After the above discussion, it seems paramount that one adjusts the individual assets' expected return and variance before attempting to optimize a portfolio. It is for this reason that the models produced by the Models API, have their returns and covariances adjusted to match a given investment horizon.

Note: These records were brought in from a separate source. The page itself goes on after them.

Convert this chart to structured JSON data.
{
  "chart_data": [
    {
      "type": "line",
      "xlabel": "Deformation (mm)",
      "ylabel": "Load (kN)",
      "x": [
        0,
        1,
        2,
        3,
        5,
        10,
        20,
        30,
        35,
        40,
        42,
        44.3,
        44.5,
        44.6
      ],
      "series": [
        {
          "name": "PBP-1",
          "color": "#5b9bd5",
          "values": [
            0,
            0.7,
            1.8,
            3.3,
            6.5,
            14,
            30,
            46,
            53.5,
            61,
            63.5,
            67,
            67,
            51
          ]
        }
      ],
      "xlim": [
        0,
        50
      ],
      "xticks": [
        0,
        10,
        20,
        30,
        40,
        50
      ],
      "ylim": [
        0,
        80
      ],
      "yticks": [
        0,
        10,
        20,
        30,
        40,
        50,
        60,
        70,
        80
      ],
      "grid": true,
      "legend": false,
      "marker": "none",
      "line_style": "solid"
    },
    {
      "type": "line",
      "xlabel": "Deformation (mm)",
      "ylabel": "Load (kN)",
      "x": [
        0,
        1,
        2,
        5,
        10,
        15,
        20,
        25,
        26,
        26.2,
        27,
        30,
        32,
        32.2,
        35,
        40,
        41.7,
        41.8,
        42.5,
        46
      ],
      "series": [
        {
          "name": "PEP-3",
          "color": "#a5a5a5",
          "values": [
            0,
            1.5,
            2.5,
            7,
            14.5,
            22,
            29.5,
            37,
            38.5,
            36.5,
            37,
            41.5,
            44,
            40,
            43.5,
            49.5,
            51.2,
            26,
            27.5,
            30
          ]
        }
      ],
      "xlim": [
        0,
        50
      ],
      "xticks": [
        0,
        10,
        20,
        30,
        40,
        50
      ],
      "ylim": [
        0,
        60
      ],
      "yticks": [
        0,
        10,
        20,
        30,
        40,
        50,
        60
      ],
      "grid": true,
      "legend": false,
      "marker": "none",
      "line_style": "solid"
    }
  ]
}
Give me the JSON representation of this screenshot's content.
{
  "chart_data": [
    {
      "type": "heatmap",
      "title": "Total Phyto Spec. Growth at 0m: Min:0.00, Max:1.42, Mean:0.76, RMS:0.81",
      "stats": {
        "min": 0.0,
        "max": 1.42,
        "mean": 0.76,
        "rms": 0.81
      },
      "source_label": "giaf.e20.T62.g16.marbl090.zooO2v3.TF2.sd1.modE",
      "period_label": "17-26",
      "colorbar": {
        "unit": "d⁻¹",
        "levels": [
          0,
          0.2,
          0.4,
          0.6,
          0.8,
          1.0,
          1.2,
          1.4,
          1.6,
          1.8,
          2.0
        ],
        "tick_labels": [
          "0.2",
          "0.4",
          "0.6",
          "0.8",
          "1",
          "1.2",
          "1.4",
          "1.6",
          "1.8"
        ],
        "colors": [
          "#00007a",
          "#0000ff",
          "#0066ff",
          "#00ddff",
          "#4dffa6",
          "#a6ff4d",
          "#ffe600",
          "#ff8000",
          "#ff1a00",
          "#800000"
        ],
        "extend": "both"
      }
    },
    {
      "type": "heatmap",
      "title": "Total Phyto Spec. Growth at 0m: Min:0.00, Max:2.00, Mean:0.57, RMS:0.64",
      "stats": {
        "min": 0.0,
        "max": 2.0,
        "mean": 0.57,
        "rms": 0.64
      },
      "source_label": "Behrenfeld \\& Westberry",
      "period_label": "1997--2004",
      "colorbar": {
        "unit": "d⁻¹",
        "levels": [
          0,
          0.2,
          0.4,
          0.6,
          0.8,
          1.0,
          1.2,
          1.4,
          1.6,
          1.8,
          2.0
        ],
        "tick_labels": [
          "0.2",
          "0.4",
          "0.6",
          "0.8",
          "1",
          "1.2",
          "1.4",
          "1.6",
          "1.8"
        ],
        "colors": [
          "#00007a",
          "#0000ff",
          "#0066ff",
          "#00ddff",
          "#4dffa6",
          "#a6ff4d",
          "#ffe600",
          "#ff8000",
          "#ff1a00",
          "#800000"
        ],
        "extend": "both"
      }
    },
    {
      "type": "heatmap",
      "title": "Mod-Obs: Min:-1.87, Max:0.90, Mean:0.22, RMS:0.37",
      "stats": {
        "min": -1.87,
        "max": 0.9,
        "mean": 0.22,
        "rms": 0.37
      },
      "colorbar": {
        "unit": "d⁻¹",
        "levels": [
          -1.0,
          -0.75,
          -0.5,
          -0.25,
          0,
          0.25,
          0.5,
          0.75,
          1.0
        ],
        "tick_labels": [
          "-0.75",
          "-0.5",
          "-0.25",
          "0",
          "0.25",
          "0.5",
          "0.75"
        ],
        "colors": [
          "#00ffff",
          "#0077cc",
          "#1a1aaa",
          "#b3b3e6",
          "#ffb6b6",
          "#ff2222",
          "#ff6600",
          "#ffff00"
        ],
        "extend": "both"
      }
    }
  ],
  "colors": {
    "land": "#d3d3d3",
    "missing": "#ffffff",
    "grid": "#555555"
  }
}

That's enough for today. We shall continue discussing models here in future case studies.

Mauricio de Oliveira

References

Harry M. Markowitz, “Portfolio Selection”. Journal of Finance, 7(1): 77 - 91, 1952.
Edwin J. Elton and Martin J. Gruber, Modern Portfolio Theory and Investment Analysis. Fifth Edition, John Wiley and Sons, 1995.
Mark S. Joshi and Jane M. Paterson, Introduction to Mathematical Portfolio Theory. Cambridge University Press, 2013.

Notes

During optimization, investors might want to merge prospective or predictive models based on fundamentals or other considerations.
After compensating for splits and dividends.
Estimating all covariance parameters in large-scale portfolios is a tricky task. More often than not, optimal portfolios end up exploiting features of the covariance matrix that end up in the model via uncertainties in the estimation procedure. Factor models reduce the need to estimat all covariance parameters by structuring the returns as a function of a reduced set of factors, which can be thought of playing a proxy role for a diversified market portfolio. One such typical structure is in the form $$ C = \Sigma_\epsilon + \beta \, C_v \, \beta^T. $$ In the above model, $ \Sigma_\epsilon $ is usually a diagonal matrix, and the covariance matrix $ C_v $ is the covariance matrix of the factors. See the next note and this case study for more details on how those matrices are constructed.
Factor models are typically obtained by first establishing a relationship between the assets and the factors. For example, $$ r_i = \alpha_i + \sum_{k} \beta_{i,k} f_k + \epsilon_i $$ expresses a linear relationship between the return of the $ i $th asset and the factors $ f_k $'s. The coefficient $ \alpha_i $ represents the intrinsic or unsystematic portion of the returns, whereas the $ \beta_{i,j} $'s represent the systematic part. Here again, logarithms complicate things, and one needs to be careful in calculating model estimates. See this case study for more details.